Post-Bulletin, Austin MN

The election of the country’s first black president is bringing a sense of empowerment to groups of people across southern Minnesota, particularly the young, Latino population.

At a post-election gathering held Thursday at Coffee House on Main, many members of the Austin community shared their thoughts on the results of the election, as well as their hopes for the country. Hosted by the Welcome Center and the Austin Human Rights Commission, people of all ages, races and backgrounds attended the gathering. Jeb Middlebrook, an Austin native who has gained national attention as a rap artist with anti-racist messages, was the special guest.

Students from the Jovenes de Valor (Honorable Youth) group at Austin High School mingled with community members. Members of Minnesota SOL (Strengthening our Lives), the St. Paul-based politically-active youth group that focuses on civic participation in the Latino community, also attended the gathering.

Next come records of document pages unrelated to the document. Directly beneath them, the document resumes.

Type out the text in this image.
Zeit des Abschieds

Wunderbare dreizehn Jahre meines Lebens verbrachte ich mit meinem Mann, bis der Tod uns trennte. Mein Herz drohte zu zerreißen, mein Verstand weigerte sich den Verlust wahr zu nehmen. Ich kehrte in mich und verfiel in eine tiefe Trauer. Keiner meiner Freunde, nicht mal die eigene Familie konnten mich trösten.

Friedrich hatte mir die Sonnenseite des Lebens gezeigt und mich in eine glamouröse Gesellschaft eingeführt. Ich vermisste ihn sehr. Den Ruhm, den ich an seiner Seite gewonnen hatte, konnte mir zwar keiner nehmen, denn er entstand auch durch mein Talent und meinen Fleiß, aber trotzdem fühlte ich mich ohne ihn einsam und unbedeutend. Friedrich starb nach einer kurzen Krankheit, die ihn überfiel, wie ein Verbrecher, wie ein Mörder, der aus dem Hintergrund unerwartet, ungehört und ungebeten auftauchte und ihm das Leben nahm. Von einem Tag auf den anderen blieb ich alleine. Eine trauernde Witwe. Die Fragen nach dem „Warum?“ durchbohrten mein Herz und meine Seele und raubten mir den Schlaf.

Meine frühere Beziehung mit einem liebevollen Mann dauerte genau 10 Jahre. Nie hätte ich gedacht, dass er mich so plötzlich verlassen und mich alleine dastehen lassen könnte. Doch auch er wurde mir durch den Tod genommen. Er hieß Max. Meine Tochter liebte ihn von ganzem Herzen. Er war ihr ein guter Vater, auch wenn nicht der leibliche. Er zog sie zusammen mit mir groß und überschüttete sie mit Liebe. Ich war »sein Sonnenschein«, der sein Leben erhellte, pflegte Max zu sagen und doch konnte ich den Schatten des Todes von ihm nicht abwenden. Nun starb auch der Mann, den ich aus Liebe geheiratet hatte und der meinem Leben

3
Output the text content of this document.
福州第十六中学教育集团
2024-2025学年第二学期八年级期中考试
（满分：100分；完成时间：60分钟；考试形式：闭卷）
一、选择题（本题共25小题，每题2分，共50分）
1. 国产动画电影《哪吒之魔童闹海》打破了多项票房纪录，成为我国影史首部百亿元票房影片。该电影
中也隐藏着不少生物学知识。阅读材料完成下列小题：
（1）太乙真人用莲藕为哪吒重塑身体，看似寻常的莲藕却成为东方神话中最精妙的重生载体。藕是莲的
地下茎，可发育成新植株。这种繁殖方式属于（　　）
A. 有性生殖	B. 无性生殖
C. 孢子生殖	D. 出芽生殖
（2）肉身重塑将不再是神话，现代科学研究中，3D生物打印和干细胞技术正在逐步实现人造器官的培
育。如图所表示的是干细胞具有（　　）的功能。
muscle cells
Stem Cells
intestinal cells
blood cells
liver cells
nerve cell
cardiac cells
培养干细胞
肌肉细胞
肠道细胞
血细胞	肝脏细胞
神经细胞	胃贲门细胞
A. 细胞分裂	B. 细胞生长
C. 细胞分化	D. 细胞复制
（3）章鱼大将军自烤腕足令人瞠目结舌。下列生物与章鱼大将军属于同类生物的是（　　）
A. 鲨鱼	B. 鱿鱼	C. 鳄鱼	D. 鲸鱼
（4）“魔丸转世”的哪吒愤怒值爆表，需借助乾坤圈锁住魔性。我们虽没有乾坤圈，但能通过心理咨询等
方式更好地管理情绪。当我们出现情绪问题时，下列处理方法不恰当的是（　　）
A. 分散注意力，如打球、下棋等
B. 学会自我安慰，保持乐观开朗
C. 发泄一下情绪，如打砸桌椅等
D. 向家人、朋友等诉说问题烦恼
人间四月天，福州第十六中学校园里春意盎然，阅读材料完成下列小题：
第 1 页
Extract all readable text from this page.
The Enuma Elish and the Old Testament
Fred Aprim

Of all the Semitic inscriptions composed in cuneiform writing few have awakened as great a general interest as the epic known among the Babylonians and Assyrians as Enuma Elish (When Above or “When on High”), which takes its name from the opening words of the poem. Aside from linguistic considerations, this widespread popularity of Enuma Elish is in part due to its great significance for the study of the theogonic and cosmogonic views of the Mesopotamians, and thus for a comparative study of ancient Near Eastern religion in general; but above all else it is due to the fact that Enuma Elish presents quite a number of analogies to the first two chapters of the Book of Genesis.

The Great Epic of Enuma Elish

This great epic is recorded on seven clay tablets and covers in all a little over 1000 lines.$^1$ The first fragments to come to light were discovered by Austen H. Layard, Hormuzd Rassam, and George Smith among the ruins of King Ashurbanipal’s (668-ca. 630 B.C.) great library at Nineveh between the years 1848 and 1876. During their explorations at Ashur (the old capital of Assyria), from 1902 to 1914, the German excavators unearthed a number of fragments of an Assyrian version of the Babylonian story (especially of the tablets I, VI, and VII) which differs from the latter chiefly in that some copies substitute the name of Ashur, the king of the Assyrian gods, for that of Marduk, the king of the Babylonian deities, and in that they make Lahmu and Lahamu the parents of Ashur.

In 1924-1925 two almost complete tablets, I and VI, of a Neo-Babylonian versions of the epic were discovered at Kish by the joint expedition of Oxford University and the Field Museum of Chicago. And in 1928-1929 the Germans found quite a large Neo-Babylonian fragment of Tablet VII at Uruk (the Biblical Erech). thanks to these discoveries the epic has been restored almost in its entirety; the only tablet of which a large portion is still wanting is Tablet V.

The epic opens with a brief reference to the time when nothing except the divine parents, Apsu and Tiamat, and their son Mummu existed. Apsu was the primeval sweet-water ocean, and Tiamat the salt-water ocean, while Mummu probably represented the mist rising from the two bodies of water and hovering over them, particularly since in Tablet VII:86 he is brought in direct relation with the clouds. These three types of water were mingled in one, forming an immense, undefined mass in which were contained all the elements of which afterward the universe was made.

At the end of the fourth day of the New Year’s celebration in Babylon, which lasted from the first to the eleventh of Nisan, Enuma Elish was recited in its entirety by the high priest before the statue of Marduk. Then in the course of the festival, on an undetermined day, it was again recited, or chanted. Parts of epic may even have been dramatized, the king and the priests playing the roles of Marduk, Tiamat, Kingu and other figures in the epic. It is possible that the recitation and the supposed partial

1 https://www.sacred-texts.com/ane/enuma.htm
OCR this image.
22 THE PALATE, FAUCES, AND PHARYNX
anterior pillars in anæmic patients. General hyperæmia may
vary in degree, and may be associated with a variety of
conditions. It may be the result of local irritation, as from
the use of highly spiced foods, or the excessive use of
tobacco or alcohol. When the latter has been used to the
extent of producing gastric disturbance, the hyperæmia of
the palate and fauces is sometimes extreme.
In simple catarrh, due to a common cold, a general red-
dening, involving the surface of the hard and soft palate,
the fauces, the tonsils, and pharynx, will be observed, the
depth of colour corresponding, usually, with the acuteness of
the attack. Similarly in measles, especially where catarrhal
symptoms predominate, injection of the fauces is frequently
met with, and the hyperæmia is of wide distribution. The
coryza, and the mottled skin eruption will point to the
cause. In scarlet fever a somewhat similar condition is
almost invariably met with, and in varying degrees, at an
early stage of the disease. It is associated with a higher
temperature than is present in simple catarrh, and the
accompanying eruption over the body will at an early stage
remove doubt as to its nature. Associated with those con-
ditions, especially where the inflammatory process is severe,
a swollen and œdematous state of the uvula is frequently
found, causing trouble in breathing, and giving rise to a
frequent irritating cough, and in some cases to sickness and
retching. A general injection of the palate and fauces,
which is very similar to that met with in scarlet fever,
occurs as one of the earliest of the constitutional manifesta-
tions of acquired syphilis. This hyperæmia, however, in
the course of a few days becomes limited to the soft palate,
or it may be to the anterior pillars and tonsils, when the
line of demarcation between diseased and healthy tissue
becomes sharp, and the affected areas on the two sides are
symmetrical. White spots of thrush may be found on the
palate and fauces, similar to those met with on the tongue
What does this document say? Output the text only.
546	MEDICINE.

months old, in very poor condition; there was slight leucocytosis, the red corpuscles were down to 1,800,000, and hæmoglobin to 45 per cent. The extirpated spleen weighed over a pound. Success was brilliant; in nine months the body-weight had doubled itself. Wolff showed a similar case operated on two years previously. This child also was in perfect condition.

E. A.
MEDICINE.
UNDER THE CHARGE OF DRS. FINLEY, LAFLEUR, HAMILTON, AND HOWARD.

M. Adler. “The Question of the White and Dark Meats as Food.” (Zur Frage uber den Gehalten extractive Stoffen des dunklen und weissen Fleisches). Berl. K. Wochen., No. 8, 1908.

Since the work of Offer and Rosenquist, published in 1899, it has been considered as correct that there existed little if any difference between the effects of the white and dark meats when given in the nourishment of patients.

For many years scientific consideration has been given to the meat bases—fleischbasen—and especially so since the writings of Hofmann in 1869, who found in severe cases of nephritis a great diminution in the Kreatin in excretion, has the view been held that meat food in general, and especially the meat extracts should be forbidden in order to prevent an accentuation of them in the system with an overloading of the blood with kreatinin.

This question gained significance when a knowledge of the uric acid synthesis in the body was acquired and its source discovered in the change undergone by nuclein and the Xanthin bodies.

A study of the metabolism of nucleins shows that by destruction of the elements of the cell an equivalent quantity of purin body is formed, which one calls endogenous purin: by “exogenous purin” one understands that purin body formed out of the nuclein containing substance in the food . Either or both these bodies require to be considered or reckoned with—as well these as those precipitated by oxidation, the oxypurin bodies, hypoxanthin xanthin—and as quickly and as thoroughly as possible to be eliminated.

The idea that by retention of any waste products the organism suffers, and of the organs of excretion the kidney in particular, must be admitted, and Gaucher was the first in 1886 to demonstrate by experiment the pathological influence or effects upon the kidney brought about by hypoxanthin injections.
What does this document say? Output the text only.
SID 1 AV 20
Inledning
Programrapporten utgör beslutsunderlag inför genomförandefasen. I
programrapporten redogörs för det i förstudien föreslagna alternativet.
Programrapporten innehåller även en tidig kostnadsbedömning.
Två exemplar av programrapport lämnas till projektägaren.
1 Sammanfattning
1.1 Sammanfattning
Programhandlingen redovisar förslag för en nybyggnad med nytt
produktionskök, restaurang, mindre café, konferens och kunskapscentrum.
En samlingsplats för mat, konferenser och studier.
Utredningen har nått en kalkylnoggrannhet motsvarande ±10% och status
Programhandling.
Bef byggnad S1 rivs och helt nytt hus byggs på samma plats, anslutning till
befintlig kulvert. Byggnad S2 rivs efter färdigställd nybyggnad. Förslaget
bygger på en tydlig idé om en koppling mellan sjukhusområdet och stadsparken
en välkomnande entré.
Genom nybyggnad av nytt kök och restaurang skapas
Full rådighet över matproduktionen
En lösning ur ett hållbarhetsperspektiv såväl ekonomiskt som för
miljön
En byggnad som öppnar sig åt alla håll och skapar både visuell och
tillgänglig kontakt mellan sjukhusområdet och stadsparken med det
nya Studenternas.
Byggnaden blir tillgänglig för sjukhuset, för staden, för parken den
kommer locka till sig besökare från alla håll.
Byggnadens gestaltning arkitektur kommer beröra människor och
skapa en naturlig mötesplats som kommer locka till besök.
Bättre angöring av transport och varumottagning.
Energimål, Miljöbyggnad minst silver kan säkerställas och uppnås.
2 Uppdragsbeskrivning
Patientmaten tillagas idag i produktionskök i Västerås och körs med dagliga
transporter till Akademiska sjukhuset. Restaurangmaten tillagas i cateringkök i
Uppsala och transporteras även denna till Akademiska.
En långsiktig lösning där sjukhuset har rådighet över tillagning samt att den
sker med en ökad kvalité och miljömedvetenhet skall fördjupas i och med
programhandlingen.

Through weeks of knocking on doors and passing out voter registration cards, SOL was able to register 425 Hispanic voters in the area. According to SOL director Felipe Illescas, there are 48,000 eligible Hispanic voters in Minnesota. In 2006, 22,000 of them voted.

"We need to have our voices heard," said Illescas. "We want to increase the power of all minorities. By voting, that’s a way of demanding the things we need."

Illescas said many in the Latino community believed President-elect Barack Obama was a "great representation for the minority."

"Everybody sort of felt a connection there that they wanted to support — that and his policies," said Illescas. "Many were more vocal in this election and they saw the results of that. It gave them a feeling of power, and they will be more active."

Liliana Silvestry, executive director of the Austin Welcome Center, said the gathering was the first in a series of community events to be held over the next year.

"We want people to have a place to exchange experiences and talk to each other," said Silvestry. "People will find out that they have more in common than they may think."

Communication is the key to building bridges, according to Middlebrook.

"This is a universal message — it’s not Democrat, it’s not Republican. When it comes down to it, we all want the same things for our friends and families."